Bu ebruları yapabilmek için teknik bilmek yetmiyor sanırım...

Klasik ebruya, malzemelerine, tekniklere hakim değilseniz imkansız. Alt yapınızın sağlam olması gerekiyor. Bu da bana çalışmalarımda özgün efektleri, bile isteye gerçekleştirme olanağı sağlıyor. Yenilikçi ve cesur olmak her işte gerekli, özellikle de sanatta. Çalışmalarını yalnızca klasik yapan usta ve öğreticilere kesinlikle ihtiyaç var. Yoksa bu kıymetinin çoğu içinde saklı sanat nasıl devam eder ki? Ama yüzünü değişen insana, çevreye, şartlara ve dünyaya dönük tutmak gerek. Bana gelince kimse beğensin diye çalışmıyorum ebrularımı, ruhumu besliyorum onlarla. İçime sinmeyen işin gideceği yer çöp kutusudur. O çöp kutusuna atılışlarına şahit olup “Kıyıp nasıl atıyorsunuz?” diyen de çok oluyor “Ben ona kıymazsam o bana kıyar, çok daha iyilerini yapmalıyız” diyorum. İnsanlar boyasıyla, rengiyle ve biçimi ile çok iyi yapılmış klasik ebruyu ayırt edebiliyor. Ya da farklı olanın arayışındalar. Çünkü gelişen zamanla birlikte  Ebrunun yalnızca kadın ismi olmadığı çok iyi öğrenildi.

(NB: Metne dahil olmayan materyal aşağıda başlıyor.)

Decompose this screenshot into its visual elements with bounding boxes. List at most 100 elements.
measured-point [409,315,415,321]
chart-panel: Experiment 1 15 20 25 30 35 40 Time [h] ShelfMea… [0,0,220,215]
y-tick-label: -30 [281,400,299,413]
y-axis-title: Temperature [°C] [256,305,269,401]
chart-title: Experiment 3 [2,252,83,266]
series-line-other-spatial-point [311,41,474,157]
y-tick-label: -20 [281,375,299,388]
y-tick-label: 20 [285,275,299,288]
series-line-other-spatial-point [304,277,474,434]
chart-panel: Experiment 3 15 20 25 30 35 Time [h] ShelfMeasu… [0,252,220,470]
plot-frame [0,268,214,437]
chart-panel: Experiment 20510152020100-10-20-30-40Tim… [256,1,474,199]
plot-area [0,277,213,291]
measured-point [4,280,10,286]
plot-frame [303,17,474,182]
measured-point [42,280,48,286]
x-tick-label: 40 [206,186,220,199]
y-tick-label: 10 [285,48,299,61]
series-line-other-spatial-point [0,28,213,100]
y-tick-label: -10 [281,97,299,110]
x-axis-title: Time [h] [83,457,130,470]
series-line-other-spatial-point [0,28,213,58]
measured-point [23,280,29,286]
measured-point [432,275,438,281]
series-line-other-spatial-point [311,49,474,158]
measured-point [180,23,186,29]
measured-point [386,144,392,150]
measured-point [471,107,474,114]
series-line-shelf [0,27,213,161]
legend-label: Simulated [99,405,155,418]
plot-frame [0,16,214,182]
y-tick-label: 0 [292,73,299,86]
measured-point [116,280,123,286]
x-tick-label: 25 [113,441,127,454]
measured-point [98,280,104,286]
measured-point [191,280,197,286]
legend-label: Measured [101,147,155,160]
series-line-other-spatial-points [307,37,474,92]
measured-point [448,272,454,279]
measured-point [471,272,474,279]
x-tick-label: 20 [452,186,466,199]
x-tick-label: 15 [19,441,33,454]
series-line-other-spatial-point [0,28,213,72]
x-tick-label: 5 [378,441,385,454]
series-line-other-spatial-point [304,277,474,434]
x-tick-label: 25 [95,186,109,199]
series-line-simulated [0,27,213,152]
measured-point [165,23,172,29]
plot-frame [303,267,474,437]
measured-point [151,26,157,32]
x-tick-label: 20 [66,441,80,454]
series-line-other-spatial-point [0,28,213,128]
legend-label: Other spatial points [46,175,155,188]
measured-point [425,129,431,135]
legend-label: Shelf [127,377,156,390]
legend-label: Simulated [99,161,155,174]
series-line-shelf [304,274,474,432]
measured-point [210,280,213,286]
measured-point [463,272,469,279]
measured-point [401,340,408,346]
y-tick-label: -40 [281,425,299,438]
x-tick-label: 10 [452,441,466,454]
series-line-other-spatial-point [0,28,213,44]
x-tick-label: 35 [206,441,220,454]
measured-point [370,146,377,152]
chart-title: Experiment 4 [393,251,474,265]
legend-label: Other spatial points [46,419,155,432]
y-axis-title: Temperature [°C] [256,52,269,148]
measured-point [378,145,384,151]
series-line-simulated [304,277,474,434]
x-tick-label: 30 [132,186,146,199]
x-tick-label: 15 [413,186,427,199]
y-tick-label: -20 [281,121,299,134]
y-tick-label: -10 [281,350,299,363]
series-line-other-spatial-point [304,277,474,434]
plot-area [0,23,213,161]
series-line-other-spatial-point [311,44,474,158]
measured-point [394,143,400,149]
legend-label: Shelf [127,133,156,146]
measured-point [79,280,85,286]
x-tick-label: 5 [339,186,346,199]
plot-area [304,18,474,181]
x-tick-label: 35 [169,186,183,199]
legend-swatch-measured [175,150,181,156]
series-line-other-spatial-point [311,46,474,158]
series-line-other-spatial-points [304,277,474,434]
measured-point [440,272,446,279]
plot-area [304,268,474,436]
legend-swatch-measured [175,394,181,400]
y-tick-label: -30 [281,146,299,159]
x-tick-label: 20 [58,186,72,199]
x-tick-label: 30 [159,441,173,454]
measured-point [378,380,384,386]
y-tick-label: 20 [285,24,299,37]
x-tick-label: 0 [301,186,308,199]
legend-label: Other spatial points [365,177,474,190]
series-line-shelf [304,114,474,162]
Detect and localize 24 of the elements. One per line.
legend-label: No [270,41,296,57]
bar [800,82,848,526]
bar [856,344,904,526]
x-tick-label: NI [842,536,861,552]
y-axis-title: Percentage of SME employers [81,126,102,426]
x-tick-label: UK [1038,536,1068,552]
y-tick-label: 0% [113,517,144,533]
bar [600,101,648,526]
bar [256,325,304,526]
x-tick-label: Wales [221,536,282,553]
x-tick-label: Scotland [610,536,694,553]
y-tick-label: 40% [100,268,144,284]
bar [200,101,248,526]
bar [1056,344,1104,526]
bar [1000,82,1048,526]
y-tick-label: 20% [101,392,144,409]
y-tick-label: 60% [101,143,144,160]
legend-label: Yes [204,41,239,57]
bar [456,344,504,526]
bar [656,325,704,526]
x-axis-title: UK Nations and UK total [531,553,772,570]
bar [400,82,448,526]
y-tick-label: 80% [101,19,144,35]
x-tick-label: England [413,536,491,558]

"Çalışmalarını yalnızca klasik yapanlara ihtiyaç var. Ama yüzünü değişen insana, çevreye, şartlara ve dünyaya dönük tutmak gerek." 

KALIPLAR ÖZGÜN İŞLERİ ENGELLİYOR

Uzunca bir süredir çok yaygın ebru yapılıyor, ilgisi meraklısı arttı. Ama sizin gibi özgün işler çıkaranlar az. Neden sizce?

Evet sadece ebru da değil klasik sanatların tümünde merak ve uğraş artışı var. Çok sıkı bir genç kitle geliyor eğitimli, güçlü ve enerjisi yüksek. Birkaç yıla isimlerini sıkça duyarız, bunu beklemek bile sanat adına çok heyecan verici. Ebru yurt dışında da oldukça popüler olmaya başladı. Genelde klasik teknikten çok, özgün ve kendilerince buldukları materyallerle ilerliyorlar. Bazı çalışmalar oldukça başarılı. Çalışmalarımda dalgalı ya da İspanyol ebru dediğimiz tekniği kullanıyorum. Özgün işlerin azlığı usta çırak ilişkisinde süregelen sert kalıptan kaynaklanıyor. Tabi ki ustamızı taklitle işe başladık, benim de ön dönem yaptığım çalışmalar neredeyse ustamın birebir eli ve o çalışmalarım hep özel kalacaktır. Ama zamanla kendimizi bulacağımız bir tarzımız olacağını dile getirirdi hocam. Ben ustamın biraz da asi öğrencilerindenim. O nerede uçtuğumu hep çok iyi bildi ve kanatlarıma dokunmadı. Şanslıydım onunla yol aldığım için, zedelenmedim.

“Atölyemin adının neden Klytie olduğunu soruyorlar. Klytie mitolojik bir figür. Günebakan çiçeğine dönüştürülmüş yarı ölümlü bir kadının adı. Bir gün atölyem olursa bu adı koyacağım demiştim.”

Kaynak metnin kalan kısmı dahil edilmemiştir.